The House We Grew Up In
by Lisa Jewell
A mother who’s become a compulsive hoarder. A daughter who moved to Australia and disappeared. A son who’s a bouncer in a brothel in Thailand. A father who’s living with his son’s former girlfriend. Cousins who’ve never met each other. What has happened to drive this family apart?
The Betrayal of Trust
by Susan Hill
Chief Superintendent Simon Serrailler is called in when heavy rains reveal a skeleton that was buried in a shallow grave next to a local highway bypass. Meanwhile a lot of other events are happening in the UK cathedral town of Lafferton, and secrets start coming to light. This is the sixth book in a long-running series.
Big Sky
With good Wifi, Jackson Brodie can run his investigations business from just about anywhere. As the novel opens, he’s in a coastal village in Yorkshire, rather bored with his current assignment and coping with a sullen teenager. Then he falls over a cliff while trying to prevent a suicide. A complicated plot unfolds with characters involved in sex trafficking, child abduction, criminal conspiracy, and much more.
The Murder List
by Hank Phillippi Ryan
Harvard law student Rachel is married to Jack, the top defense attorney in Boston. She’s been offered a summer internship with Jack’s nemesis, the local District Attorney. Rachel figures she’ll learn the prosecutor’s tricks from the inside, positioning her perfectly to be Jack’s law partner when she graduates.

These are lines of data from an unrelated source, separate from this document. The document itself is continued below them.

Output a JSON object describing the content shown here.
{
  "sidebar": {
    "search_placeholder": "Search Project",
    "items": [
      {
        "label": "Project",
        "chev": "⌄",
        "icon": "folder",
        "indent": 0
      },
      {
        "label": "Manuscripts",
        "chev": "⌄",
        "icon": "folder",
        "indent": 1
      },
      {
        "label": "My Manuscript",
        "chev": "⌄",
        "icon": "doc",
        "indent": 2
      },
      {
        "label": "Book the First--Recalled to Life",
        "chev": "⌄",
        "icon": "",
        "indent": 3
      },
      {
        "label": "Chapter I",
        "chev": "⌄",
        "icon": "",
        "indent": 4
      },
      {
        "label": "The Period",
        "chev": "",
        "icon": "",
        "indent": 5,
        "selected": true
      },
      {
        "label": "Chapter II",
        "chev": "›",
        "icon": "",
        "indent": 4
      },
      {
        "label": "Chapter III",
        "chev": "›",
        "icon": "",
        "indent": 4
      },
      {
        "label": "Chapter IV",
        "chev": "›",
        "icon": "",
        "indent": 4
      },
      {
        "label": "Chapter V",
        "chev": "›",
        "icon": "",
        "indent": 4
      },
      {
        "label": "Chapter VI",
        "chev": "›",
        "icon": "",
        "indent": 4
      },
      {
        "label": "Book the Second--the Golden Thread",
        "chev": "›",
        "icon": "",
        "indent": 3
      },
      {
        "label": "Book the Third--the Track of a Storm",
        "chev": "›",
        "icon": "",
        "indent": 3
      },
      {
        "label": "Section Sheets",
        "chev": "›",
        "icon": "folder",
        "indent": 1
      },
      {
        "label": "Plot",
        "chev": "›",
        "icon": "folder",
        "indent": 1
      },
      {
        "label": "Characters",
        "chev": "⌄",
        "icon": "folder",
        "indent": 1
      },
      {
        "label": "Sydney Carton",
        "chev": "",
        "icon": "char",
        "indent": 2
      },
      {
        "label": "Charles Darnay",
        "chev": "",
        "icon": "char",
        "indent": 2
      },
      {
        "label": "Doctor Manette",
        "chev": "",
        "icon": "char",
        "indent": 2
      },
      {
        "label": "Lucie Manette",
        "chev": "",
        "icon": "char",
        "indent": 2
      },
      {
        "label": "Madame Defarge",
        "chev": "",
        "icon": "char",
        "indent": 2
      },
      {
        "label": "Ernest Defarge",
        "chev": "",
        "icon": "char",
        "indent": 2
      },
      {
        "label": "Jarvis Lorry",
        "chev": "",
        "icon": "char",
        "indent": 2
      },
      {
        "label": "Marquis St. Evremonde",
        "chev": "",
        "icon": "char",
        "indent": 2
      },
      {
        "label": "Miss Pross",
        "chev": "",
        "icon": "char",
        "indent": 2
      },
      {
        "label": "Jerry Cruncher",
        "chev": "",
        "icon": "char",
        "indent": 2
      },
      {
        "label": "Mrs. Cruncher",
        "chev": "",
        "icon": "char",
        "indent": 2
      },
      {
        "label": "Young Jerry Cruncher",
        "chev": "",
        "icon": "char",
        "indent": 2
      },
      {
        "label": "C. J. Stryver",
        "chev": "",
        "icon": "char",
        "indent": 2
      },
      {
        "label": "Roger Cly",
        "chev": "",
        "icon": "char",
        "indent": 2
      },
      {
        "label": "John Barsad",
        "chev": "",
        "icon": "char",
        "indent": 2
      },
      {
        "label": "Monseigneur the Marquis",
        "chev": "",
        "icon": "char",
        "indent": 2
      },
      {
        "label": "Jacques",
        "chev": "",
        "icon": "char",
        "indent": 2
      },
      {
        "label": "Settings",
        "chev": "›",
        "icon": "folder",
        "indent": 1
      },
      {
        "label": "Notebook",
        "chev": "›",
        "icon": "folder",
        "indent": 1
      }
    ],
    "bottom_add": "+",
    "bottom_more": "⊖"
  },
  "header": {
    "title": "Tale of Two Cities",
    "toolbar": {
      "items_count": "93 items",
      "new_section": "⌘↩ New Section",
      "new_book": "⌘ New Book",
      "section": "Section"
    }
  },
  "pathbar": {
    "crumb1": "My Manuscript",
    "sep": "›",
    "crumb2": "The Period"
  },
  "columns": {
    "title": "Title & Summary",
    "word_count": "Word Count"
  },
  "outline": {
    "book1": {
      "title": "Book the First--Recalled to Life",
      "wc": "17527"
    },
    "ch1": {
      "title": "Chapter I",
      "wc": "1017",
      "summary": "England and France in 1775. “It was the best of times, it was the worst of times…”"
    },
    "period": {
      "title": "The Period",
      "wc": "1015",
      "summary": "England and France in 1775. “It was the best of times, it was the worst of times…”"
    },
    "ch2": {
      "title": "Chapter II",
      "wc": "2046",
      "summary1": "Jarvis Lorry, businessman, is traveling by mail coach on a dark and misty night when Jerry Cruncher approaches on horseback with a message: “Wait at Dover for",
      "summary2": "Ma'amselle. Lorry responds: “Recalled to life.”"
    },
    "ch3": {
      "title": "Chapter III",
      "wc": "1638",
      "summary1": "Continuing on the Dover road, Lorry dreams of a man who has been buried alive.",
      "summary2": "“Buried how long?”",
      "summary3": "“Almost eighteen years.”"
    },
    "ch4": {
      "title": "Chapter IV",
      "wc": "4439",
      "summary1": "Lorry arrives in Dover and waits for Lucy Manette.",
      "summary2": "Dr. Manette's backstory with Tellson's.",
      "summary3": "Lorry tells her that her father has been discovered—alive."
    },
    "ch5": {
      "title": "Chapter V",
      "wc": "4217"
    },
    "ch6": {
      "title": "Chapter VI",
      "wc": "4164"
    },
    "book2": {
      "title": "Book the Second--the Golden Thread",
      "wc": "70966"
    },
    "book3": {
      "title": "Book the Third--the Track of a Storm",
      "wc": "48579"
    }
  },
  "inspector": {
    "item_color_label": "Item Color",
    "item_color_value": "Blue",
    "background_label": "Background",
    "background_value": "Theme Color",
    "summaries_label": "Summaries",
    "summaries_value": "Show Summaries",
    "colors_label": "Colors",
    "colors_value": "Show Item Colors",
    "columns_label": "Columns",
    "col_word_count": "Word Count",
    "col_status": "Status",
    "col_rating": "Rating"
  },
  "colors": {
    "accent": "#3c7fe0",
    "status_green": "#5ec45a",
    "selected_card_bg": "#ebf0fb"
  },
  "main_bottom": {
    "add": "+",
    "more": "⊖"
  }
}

But Rachel confronts a dilemma. What’s more important: winning, or justice?
The Lying Room
by Nicci French
Neve, a married mother-of-three, has embarked on a clandestine affair with her boss. When she arrives at his flat one morning she discovers his dead body: he has been murdered. Frantic, she decides she has to remove all evidence of her presence to prevent the affair from becoming known. In this standalone novel, from the writing duo who brought us the Frieda Klein series, things go from bad to worse as events spiral out of control.